Arguments pertinents
La décision de la Cour de cassation repose sur le principe général du droit « pourvoi sur pourvoi ne vaut », qui stipule qu'un second pourvoi ne peut être admis s'il a été précédé d'un premier pourvoi relatif à la même décision. Cet argument a été clairement formulé dans l'arrêt :
> "Attendu que le pourvoi n° 16-26.166 formé le 21 novembre 2016 par Mme Y... ... n'est pas recevable."
Par conséquent, l'irrecevabilité du second pourvoi a été justifiée dans le cadre d'une logique juridique cohérente, respectant ainsi les processus et délais prévus par le Code de procédure civile.
Interprétations et citations légales
La décision s'appuie sur le Code de procédure civile, et plus particulièrement sur l'application de l'article 1015 qui régit la recevabilité des pourvois. Ce dernier stipule que pour que le pourvoi soit recevable, il doit respecter les conditions énoncées par le droit, y compris celles relatives à la succession des pourvois.
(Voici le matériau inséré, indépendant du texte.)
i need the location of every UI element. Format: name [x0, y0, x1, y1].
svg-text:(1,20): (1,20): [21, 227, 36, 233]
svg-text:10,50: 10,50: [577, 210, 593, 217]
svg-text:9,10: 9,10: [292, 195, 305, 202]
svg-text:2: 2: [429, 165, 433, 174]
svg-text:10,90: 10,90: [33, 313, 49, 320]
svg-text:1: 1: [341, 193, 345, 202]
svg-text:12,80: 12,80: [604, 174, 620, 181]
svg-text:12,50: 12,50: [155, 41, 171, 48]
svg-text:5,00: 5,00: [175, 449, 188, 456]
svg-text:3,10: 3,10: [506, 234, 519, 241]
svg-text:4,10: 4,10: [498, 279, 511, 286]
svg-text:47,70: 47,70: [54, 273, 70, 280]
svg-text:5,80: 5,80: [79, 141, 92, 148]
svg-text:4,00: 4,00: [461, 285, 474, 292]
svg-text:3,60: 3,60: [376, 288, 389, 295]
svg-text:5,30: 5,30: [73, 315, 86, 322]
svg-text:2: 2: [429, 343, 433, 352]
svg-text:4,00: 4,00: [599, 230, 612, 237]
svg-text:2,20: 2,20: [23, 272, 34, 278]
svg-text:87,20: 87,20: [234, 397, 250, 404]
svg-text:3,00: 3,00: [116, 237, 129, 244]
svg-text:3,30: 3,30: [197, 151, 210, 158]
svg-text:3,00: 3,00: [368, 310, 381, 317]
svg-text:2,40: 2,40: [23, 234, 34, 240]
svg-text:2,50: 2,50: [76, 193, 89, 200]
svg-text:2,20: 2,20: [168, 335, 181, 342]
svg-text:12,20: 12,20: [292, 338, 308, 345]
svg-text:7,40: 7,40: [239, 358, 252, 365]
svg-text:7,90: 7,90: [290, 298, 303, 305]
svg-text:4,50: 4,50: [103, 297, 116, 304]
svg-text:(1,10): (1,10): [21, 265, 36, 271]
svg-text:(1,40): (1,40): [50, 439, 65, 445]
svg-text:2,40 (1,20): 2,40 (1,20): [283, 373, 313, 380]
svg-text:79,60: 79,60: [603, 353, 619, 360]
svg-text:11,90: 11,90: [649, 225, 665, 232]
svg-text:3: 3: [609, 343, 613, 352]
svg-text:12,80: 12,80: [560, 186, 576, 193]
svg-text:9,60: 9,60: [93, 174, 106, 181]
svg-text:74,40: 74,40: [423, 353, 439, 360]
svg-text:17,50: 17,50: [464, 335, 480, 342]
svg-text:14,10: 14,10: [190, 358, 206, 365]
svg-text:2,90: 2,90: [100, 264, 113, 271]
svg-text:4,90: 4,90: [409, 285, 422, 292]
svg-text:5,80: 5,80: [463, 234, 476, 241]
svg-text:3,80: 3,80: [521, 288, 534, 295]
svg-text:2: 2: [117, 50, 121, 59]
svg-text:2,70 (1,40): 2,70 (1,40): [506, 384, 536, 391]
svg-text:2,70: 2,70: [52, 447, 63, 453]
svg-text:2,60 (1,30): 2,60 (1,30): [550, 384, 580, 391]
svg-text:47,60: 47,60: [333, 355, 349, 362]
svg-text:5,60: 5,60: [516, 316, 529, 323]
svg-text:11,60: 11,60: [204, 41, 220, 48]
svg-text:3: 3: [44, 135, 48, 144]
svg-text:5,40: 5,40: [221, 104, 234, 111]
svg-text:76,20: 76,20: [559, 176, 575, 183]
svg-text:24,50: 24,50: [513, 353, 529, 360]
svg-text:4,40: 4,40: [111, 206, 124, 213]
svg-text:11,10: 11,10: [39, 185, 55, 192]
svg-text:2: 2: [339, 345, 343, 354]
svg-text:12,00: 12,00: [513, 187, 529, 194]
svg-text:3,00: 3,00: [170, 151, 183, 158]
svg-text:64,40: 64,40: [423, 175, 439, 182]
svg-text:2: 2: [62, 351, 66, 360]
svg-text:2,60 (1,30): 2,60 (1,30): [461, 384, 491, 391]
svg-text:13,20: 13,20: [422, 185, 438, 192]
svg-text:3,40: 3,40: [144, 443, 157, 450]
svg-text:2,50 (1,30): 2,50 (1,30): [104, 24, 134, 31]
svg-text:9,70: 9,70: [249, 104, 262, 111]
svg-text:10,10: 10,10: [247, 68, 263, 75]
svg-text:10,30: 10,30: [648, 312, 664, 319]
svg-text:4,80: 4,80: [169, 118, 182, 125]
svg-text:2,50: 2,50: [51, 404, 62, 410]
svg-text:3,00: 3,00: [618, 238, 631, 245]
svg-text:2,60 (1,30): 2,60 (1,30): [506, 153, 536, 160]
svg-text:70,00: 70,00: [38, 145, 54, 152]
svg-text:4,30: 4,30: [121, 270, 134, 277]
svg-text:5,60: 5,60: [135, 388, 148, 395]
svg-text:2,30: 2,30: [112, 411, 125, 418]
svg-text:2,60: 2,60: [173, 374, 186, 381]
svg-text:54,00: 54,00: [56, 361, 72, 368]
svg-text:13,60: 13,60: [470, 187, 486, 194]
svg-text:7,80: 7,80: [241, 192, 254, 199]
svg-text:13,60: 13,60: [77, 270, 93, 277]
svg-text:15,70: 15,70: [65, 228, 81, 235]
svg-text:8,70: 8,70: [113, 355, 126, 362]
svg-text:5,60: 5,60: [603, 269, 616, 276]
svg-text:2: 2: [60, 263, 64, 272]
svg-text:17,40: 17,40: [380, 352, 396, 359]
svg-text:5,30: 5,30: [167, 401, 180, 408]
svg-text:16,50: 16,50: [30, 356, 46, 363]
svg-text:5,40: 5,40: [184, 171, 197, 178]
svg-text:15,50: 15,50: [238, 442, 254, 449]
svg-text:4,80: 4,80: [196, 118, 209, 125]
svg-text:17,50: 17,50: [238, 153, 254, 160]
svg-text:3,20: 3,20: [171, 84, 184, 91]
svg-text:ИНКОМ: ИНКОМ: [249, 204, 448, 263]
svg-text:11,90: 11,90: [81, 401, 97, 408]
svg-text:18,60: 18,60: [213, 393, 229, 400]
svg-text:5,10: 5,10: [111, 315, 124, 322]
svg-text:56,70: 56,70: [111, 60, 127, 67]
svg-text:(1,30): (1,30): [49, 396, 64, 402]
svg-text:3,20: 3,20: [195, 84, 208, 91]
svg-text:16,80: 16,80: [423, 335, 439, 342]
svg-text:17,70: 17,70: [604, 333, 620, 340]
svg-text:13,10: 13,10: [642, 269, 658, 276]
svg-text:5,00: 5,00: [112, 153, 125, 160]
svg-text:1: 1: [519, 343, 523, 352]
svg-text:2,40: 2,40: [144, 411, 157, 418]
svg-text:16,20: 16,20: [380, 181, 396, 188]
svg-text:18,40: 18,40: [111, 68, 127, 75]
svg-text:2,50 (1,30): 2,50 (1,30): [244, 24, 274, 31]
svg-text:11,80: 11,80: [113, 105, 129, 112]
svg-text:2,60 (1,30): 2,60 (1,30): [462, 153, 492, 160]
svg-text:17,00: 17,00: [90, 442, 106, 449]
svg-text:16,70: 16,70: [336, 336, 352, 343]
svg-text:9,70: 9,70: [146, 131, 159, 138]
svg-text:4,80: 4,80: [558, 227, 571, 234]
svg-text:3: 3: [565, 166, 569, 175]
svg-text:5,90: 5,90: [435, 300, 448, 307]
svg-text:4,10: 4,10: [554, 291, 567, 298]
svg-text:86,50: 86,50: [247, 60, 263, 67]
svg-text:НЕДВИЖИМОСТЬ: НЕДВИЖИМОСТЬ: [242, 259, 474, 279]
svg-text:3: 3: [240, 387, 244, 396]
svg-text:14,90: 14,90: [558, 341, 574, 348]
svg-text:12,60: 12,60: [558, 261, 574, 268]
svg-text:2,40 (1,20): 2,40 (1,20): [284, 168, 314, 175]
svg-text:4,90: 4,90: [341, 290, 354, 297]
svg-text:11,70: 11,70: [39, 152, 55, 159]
Le fondement de la décision s’exprime dans le principe « pourvoi sur pourvoi ne vaut », ce qui signifie qu’une partie ne peut pas intenter un second pourvoi avant qu’un premier soit tranché. La citation utilisée par la Cour permet de mettre en avant cette règle, renforçant ainsi l'idée que chaque pourvoi doit être examiné et statué avantabilité de déposer un nouvel acte.
En résumé, le raisonnement de la Cour de cassation s'ancre dans une interprétation stricte du droit procédural, assurant que les principes d'économie de la procédure et de sécurité juridique soient respectés dans l'intérêt des parties et du bon fonctionnement de la justice.